Crescimento de 89% no Brasil

Projeção da OMS nos próximos trinta anos

 

Qualquer diminuição da visão pode mudar de forma significativa a vida de qualquer pessoa. Situações simples do dia a dia podem ser um grande problema. Imagine não conseguir enxergar se o ônibus que está vindo é o seu ou não identificar alguém que está acenando pra você a uma certa distância. Esses são alguns exemplos corriqueiros de situações que acontecem com a quem não vê bem de longe, como os míopes.

 

A doença

A miopia é um distúrbio caracterizado por dificuldades na visão para longe. Assim como os demais problemas de refração como hipermetropia e astigmatismo, quem sofre de miopia não tem a imagem corretamente focada pela retina devido à distorções criadas na passagem da luz através do olho.

 

Dados

Segundo dados da OMS, a Organização Mundial da Saúde, a Miopia acomete atualmente cerca de 2.600 milhões de pessoas no mundo e os números são ainda maiores para os próximos trinta anos. No Brasil, a expectativa é que até o ano de 2050 haja 89% de elevação no número de casos e mundialmente, a previsão é de 49% de aumento. 

 



“A miopia se manifesta normalmente de forma lenta e progressiva, podendo começar em crianças ou adultos jovens. Ela provoca dificuldade de visão para longe e também pode ser causa de dor de cabeça pelo esforço para enxergar. Essa expectativa de grande aumento do número de míopes está relacionada à modificações de hábitos da população, como uso frequente de celulares, tablets e computadores, além da pouca exposição a luz solar. Esses fatores vem sendo relacionados a um aumento progressivo do número de casos  de miopia e também a progressão do grau, principalmente em pacientes jovens”, diz o especialista em miopia, Drº Fernando Medeiros.

 

Como corrigir

A correção da miopia é feita basicamente com óculos e lentes de contato. Em muitos casos, em condições ideais, pode também ser corrigida de forma mais definitiva com cirurgia. “A modalidade cirúrgica mais comum é com uso do Excimer Laser, mas também é possível implantar lentes intraoculares como a Artisan, em casos específicos. Vale ressaltar que não são todos os pacientes que podem fazer a correção dessa forma, por isso é recomendado uma série de exames minuciosos e consultas com um especialista em cirurgia refrativa”, pontua o oftalmologista. 

 

O casal Ana Carolina e Pascal Loeffelmann moram em Zurique na Suíça e vieram até Petrópolis para realizar sua cirurgia de correção de miopia em 2009. Segundo eles, o procedimento trouxe vários benefícios para o seu dia a dia.

 

“Usar óculos se tornou uma moléstia, já que depois de um dia de trabalho os olhos ficavam cansados e não tive uma boa adaptação a lente de contato no dia a dia. Com a cirúrgia de miopia passei a ter qualidade de vida pois parei de me preocupar onde havia esquecido os óculos e não sentia mais o cansaço. Praticar esportes como o tênis ou ir nadar passou a ser algo prazeroso e sem preocupação. A cirurgia foi a melhor decisão que já fiz na minha vida e recomendaria mil vezes pois só veio a somar”, relata. 

 

Laser

A cirurgia de miopia por laser tem por objetivo dar independência dos óculos e lentes de contato ao paciente. É um procedimento considerado rápido e seguro, mas só altera a anatomia da córnea. As demais estruturas do globo ocular continuarão com características de um olho míope.

 

Mudança de hábitos

Por isso os especialistas recomendam que alguns hábitos sejam tomados para tentar retardar a evolução da doença, que está relacionada diretamente a questões genéticas. 

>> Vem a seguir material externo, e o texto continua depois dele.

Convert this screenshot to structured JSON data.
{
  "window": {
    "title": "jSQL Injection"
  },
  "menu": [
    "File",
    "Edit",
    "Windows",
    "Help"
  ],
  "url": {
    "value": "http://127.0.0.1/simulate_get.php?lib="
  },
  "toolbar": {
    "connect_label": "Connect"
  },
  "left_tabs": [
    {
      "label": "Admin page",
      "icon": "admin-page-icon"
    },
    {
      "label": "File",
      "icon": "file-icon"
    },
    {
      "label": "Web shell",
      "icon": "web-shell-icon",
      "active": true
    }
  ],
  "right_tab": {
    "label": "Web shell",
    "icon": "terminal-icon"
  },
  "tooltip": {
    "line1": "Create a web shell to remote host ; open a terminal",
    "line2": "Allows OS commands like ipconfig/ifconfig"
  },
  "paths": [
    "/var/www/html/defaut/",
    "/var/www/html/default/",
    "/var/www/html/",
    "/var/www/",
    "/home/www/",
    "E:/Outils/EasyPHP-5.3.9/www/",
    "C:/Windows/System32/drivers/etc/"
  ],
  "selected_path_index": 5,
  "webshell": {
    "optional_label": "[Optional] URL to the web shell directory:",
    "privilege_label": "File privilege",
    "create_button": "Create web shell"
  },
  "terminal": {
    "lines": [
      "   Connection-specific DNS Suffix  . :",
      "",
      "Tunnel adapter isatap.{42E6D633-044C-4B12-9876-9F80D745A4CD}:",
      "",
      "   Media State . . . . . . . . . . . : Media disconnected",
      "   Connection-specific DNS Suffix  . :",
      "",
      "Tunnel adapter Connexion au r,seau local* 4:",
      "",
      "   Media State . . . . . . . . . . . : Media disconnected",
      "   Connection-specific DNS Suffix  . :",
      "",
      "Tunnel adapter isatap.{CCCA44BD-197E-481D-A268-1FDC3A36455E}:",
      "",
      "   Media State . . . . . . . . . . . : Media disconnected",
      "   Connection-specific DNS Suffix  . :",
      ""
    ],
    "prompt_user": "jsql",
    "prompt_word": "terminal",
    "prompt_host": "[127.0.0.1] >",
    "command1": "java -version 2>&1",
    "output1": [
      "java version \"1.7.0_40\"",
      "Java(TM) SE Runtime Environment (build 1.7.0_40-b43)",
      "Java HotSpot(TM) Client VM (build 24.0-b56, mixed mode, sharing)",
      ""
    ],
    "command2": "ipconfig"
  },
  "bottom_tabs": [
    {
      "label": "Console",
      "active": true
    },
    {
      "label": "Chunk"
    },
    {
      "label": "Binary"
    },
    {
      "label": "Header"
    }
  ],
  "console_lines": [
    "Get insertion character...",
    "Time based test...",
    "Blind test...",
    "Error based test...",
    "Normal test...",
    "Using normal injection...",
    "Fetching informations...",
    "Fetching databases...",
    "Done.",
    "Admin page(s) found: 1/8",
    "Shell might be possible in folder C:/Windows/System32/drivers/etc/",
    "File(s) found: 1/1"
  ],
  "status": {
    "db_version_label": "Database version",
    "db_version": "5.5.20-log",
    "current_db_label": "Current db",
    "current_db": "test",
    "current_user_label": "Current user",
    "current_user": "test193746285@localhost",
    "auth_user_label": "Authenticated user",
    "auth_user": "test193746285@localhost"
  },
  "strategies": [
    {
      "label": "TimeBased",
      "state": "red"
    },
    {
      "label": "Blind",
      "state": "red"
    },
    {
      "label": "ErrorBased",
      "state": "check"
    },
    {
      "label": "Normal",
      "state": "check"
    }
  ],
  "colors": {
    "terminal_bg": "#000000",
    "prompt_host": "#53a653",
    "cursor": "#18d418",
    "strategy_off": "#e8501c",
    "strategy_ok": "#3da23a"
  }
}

A diminuição do tempo uso de eletrônicos e a prática de atividades ao ar livre, podem auxiliar nesse processo, particularmente em crianças e adolescentes. Algumas estratégias como prescrição precisa do grau, lentes de contato especiais e até uso de alguns colírios, vem sendo discutidas e utilizadas em todo o mundo na tentativa de frear a progressão do grau dos míopes.


 “É importante ressaltar que míopes são mais propensos ao glaucoma e ao descolamento de retina, portanto quando se fala em controle da miopia não é somente uma questão de grau maior ou menor, é uma questão de saúde ocular, finaliza o Dr.”